Howard mentions the insurance, and Jimmy comes out of his stupor long enough to ask about that. Howard explains that the insurance company somehow found out about Chuck’s condition and raised their malpractice rates. Jimmy, who knows he was the one who told them, in a fit of rage against his brother, immediately perks up, says, “Well, Howard, I guess that’s your cross to bear,” and gets up, feeds his fish with a slight grin forming on his face, and then offers to serve coffee.
Kim is not convinced that he’s been suddenly relieved of his grief, and neither are we.
Nacho’s Plan Backfired
The other cliffhanger was what happened to Hector Salamanca. He’d been taking pills that Nacho swapped out for his nitro pills, and he collapsed with chest pains at the end of season 3, but Gus gave him CPR and an ambulance was called. Nacho and Gus are left alone on the site of their meeting, and Gus is on the phone. Nacho is attempting to drop the doctored pills down a storm drain but Gus interrupts him and tells him Juan Bolsa wants to see him.
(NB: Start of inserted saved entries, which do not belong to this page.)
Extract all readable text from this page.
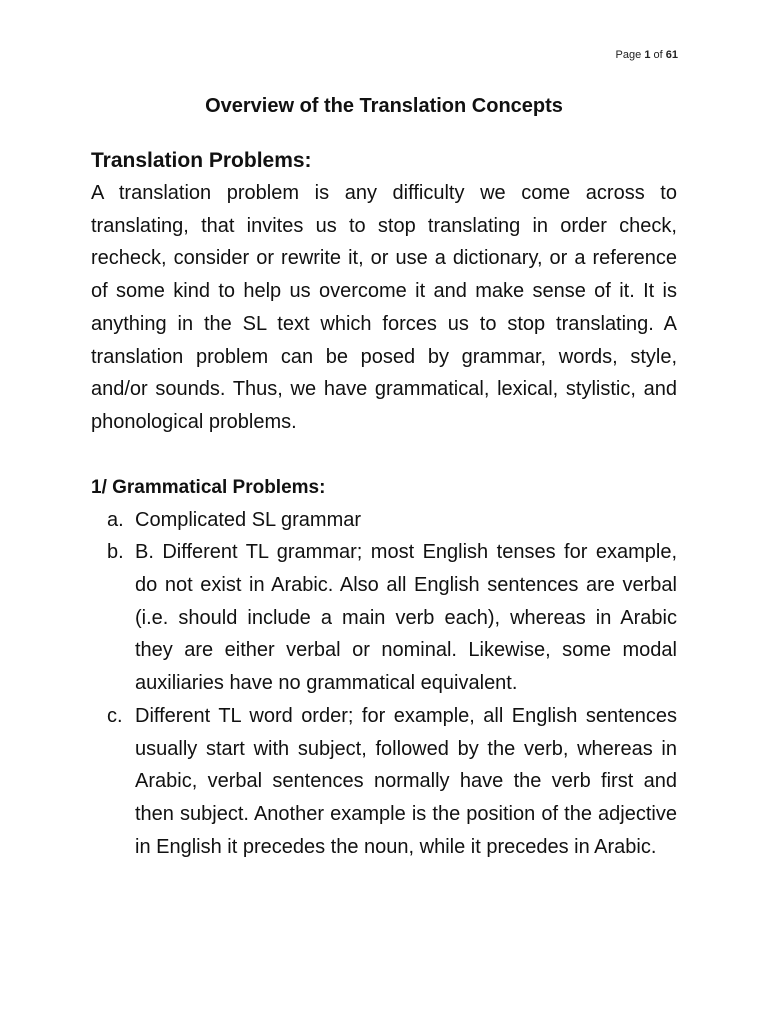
Page 1 of 61
Overview of the Translation Concepts
Translation Problems:

A translation problem is any difficulty we come across to translating, that invites us to stop translating in order check, recheck, consider or rewrite it, or use a dictionary, or a reference of some kind to help us overcome it and make sense of it. It is anything in the SL text which forces us to stop translating. A translation problem can be posed by grammar, words, style, and/or sounds. Thus, we have grammatical, lexical, stylistic, and phonological problems.

1/ Grammatical Problems:
a. Complicated SL grammar
b. B. Different TL grammar; most English tenses for example, do not exist in Arabic. Also all English sentences are verbal (i.e. should include a main verb each), whereas in Arabic they are either verbal or nominal. Likewise, some modal auxiliaries have no grammatical equivalent.
c. Different TL word order; for example, all English sentences usually start with subject, followed by the verb, whereas in Arabic, verbal sentences normally have the verb first and then subject. Another example is the position of the adjective in English it precedes the noun, while it precedes in Arabic.
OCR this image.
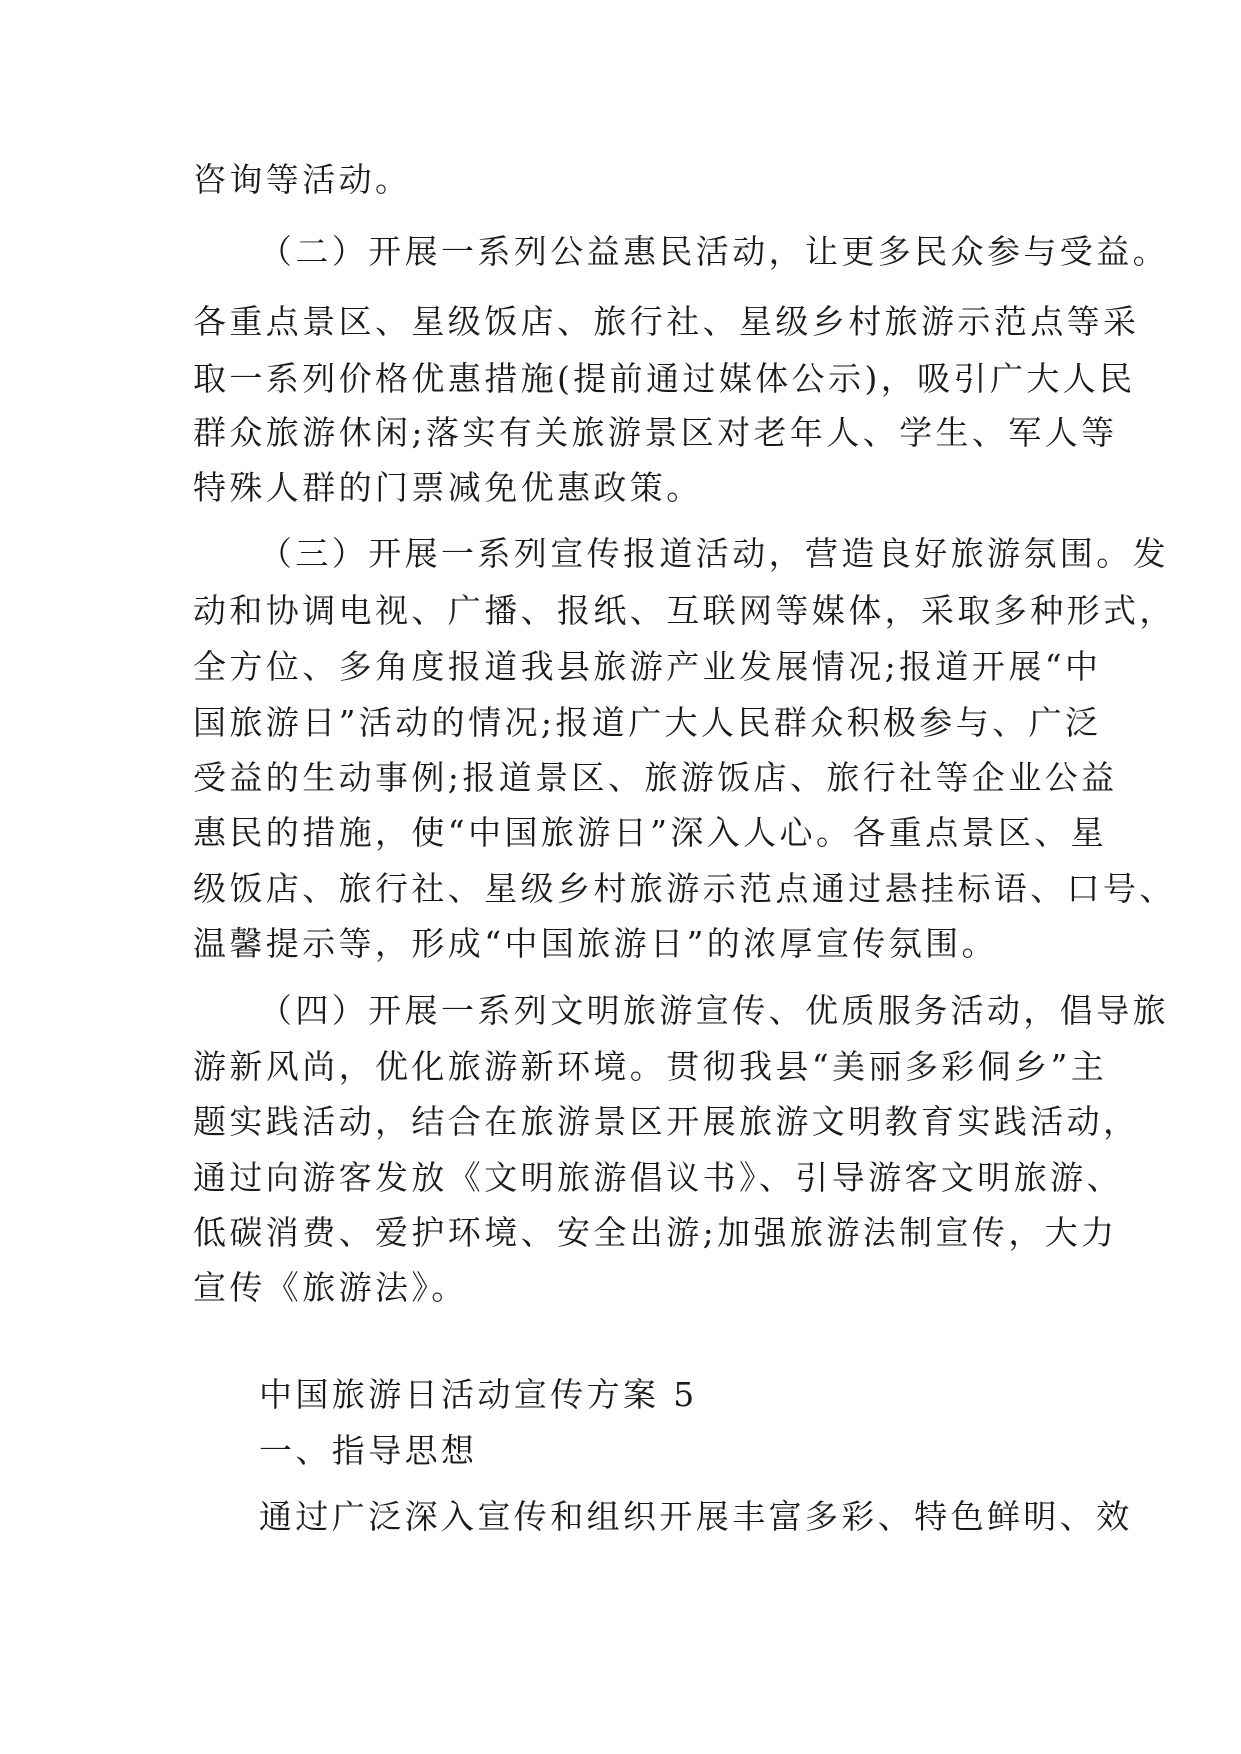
咨询等活动。
（二）开展一系列公益惠民活动，让更多民众参与受益。
各重点景区、星级饭店、旅行社、星级乡村旅游示范点等采
取一系列价格优惠措施(提前通过媒体公示)，吸引广大人民
群众旅游休闲;落实有关旅游景区对老年人、学生、军人等
特殊人群的门票减免优惠政策。
（三）开展一系列宣传报道活动，营造良好旅游氛围。发
动和协调电视、广播、报纸、互联网等媒体，采取多种形式，
全方位、多角度报道我县旅游产业发展情况;报道开展“中
国旅游日”活动的情况;报道广大人民群众积极参与、广泛
受益的生动事例;报道景区、旅游饭店、旅行社等企业公益
惠民的措施，使“中国旅游日”深入人心。各重点景区、星
级饭店、旅行社、星级乡村旅游示范点通过悬挂标语、口号、
温馨提示等，形成“中国旅游日”的浓厚宣传氛围。
（四）开展一系列文明旅游宣传、优质服务活动，倡导旅
游新风尚，优化旅游新环境。贯彻我县“美丽多彩侗乡”主
题实践活动，结合在旅游景区开展旅游文明教育实践活动，
通过向游客发放《文明旅游倡议书》、引导游客文明旅游、
低碳消费、爱护环境、安全出游;加强旅游法制宣传，大力
宣传《旅游法》。
中国旅游日活动宣传方案 5
一、指导思想
通过广泛深入宣传和组织开展丰富多彩、特色鲜明、效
Juan Bolsa delivers the news that Hector had a stroke. He says the operations will continue as before but Nacho is responsible for overseeing Hector’s part of the operation. So, rather than being cut loose, Nacho is being drawn even further into this criminal cartel. To make matters worse, Gus’s tough guy, Victor, is tracking Nacho, using a device similar to the one in Mike’s gas cap, and is watching as Nacho throws the pills into the river in frustration.
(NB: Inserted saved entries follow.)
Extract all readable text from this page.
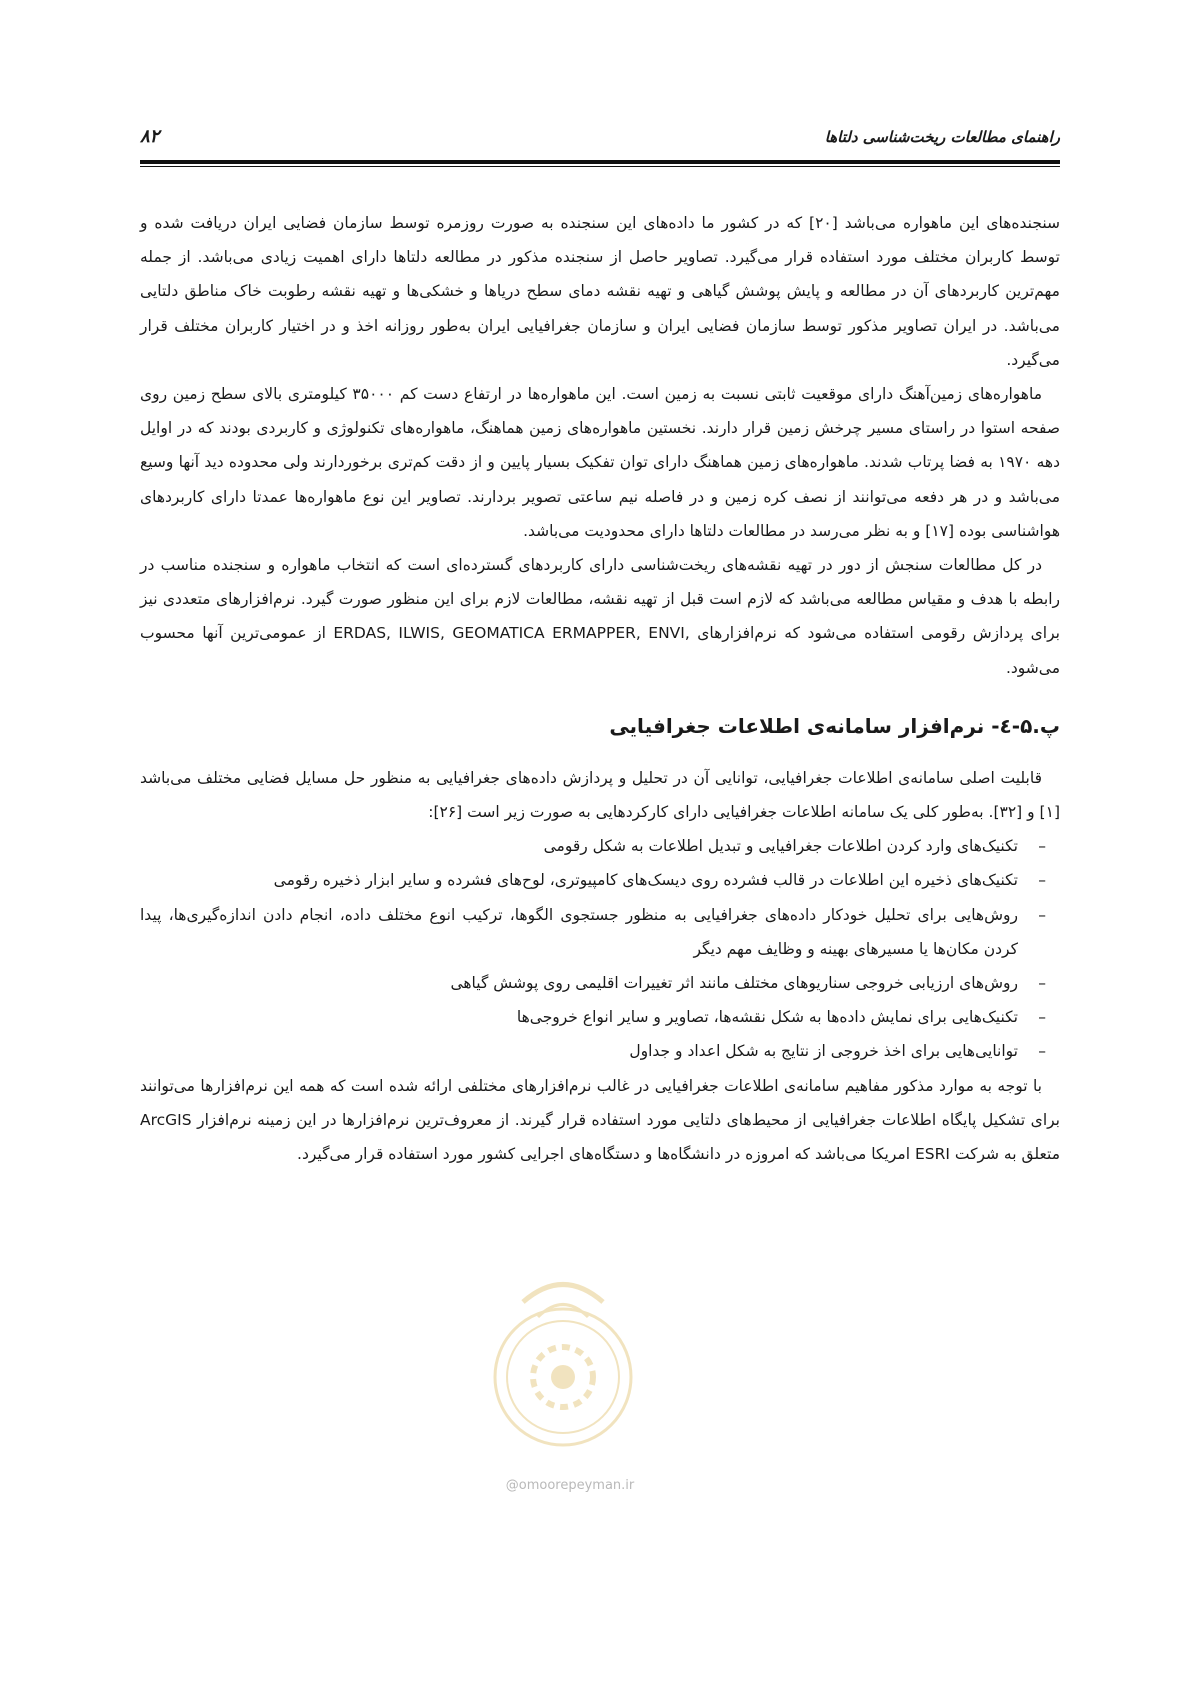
راهنمای مطالعات ریخت‌شناسی دلتاها
۸۲

سنجنده‌های این ماهواره می‌باشد [۲۰] که در کشور ما داده‌های این سنجنده به صورت روزمره توسط سازمان فضایی ایران دریافت شده و توسط کاربران مختلف مورد استفاده قرار می‌گیرد. تصاویر حاصل از سنجنده مذکور در مطالعه دلتاها دارای اهمیت زیادی می‌باشد. از جمله مهم‌ترین کاربردهای آن در مطالعه و پایش پوشش گیاهی و تهیه نقشه دمای سطح دریاها و خشکی‌ها و تهیه نقشه رطوبت خاک مناطق دلتایی می‌باشد. در ایران تصاویر مذکور توسط سازمان فضایی ایران و سازمان جغرافیایی ایران به‌طور روزانه اخذ و در اختیار کاربران مختلف قرار می‌گیرد.

ماهواره‌های زمین‌آهنگ دارای موقعیت ثابتی نسبت به زمین است. این ماهواره‌ها در ارتفاع دست کم ۳۵۰۰۰ کیلومتری بالای سطح زمین روی صفحه استوا در راستای مسیر چرخش زمین قرار دارند. نخستین ماهواره‌های زمین هماهنگ، ماهواره‌های تکنولوژی و کاربردی بودند که در اوایل دهه ۱۹۷۰ به فضا پرتاب شدند. ماهواره‌های زمین هماهنگ دارای توان تفکیک بسیار پایین و از دقت کم‌تری برخوردارند ولی محدوده دید آنها وسیع می‌باشد و در هر دفعه می‌توانند از نصف کره زمین و در فاصله نیم ساعتی تصویر بردارند. تصاویر این نوع ماهواره‌ها عمدتا دارای کاربردهای هواشناسی بوده [۱۷] و به نظر می‌رسد در مطالعات دلتاها دارای محدودیت می‌باشد.

در کل مطالعات سنجش از دور در تهیه نقشه‌های ریخت‌شناسی دارای کاربردهای گسترده‌ای است که انتخاب ماهواره و سنجنده مناسب در رابطه با هدف و مقیاس مطالعه می‌باشد که لازم است قبل از تهیه نقشه، مطالعات لازم برای این منظور صورت گیرد. نرم‌افزارهای متعددی نیز برای پردازش رقومی استفاده می‌شود که نرم‌افزارهای ERDAS, ILWIS, GEOMATICA ERMAPPER, ENVI, از عمومی‌ترین آنها محسوب می‌شود.

پ.۵-٤- نرم‌افزار سامانه‌ی اطلاعات جغرافیایی

قابلیت اصلی سامانه‌ی اطلاعات جغرافیایی، توانایی آن در تحلیل و پردازش داده‌های جغرافیایی به منظور حل مسایل فضایی مختلف می‌باشد [۱] و [۳۲]. به‌طور کلی یک سامانه اطلاعات جغرافیایی دارای کارکردهایی به صورت زیر است [۲۶]:

–
تکنیک‌های وارد کردن اطلاعات جغرافیایی و تبدیل اطلاعات به شکل رقومی
–
تکنیک‌های ذخیره این اطلاعات در قالب فشرده روی دیسک‌های کامپیوتری، لوح‌های فشرده و سایر ابزار ذخیره رقومی
–
روش‌هایی برای تحلیل خودکار داده‌های جغرافیایی به منظور جستجوی الگوها، ترکیب انوع مختلف داده، انجام دادن اندازه‌گیری‌ها، پیدا کردن مکان‌ها یا مسیرهای بهینه و وظایف مهم دیگر
–
روش‌های ارزیابی خروجی سناریوهای مختلف مانند اثر تغییرات اقلیمی روی پوشش گیاهی
–
تکنیک‌هایی برای نمایش داده‌ها به شکل نقشه‌ها، تصاویر و سایر انواع خروجی‌ها
–
توانایی‌هایی برای اخذ خروجی از نتایج به شکل اعداد و جداول

با توجه به موارد مذکور مفاهیم سامانه‌ی اطلاعات جغرافیایی در غالب نرم‌افزارهای مختلفی ارائه شده است که همه این نرم‌افزارها می‌توانند برای تشکیل پایگاه اطلاعات جغرافیایی از محیط‌های دلتایی مورد استفاده قرار گیرند. از معروف‌ترین نرم‌افزارها در این زمینه نرم‌افزار ArcGIS متعلق به شرکت ESRI امریکا می‌باشد که امروزه در دانشگاه‌ها و دستگاه‌های اجرایی کشور مورد استفاده قرار می‌گیرد.

@omoorepeyman.ir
Viewers who pay attention will remember that Gus stopped Mike from killing Hector because he felt a quick death by sniper’s bullet was too good for Hector. He doesn’t seem pleased at this current development, either. If a debilitating stroke doesn’t cause enough suffering, does Gus just want to be the one dishing out the punishment or does he have something even more painful in mind? Gus predicts that someone will make a move on the Salamancas and that will lead to war which will lead to chaos, which will bring on investigation by the DEA.
Mike the Security Consultant
On Mike’s last day as parking lot attendant, he is told the boss requires him to give back his company windbreaker. It’s clear he won’t miss this job, but he’s also not happy sitting around doing nothing, and soon enough he’s managed to sneak past into Madrigal and find all of the holes in their security.
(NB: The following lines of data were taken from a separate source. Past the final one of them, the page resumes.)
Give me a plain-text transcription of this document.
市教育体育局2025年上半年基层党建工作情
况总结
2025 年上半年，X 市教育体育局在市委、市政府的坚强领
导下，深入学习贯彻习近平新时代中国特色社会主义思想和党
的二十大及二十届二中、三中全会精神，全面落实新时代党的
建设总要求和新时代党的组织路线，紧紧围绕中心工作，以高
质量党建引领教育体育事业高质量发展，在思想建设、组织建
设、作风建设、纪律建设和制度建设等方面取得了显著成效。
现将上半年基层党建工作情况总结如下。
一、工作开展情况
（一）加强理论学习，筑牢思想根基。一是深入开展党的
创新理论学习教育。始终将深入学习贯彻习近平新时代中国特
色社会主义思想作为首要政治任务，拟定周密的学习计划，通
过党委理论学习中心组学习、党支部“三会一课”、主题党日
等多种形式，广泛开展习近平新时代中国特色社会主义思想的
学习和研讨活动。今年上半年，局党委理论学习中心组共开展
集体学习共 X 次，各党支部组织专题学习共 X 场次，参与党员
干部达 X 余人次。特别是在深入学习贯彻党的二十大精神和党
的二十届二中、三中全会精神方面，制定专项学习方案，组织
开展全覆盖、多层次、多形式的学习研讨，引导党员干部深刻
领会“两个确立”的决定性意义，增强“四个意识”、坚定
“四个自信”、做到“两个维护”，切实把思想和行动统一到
These series of scenes are a great example of one of the strengths of this show, and I hope we see more in Better Call Saul season 4. We’re not clear, until the end, what Mike is up to, but we love watching him work while we try to figure it out. The music playing in the background as Mike zips around the warehouse in a golf cart serves as a welcome contrast for the despondent mood of the scenes with the other characters.
It’s All in the Look
This season looks like it will be about characters being drawn down dark paths, almost against their wills. Though some memorable lines were spoken in this episode, and we enjoyed watching Mike tell the warehouse workers to obey the rules about wearing gloves and lift belts, other moments were best because they were unspoken looks: the Taxi Driver looking at Gene and Gene looking everywhere else but back at him, Gus sizing up Nacho, Kim trying to figure out what made Jimmy perk up, and Jimmy’s wry grin while feeding the fish. We get a glimpse of what the characters are thinking even when they don’t say it out loud.
Moments like these are one of the things that makes this show great.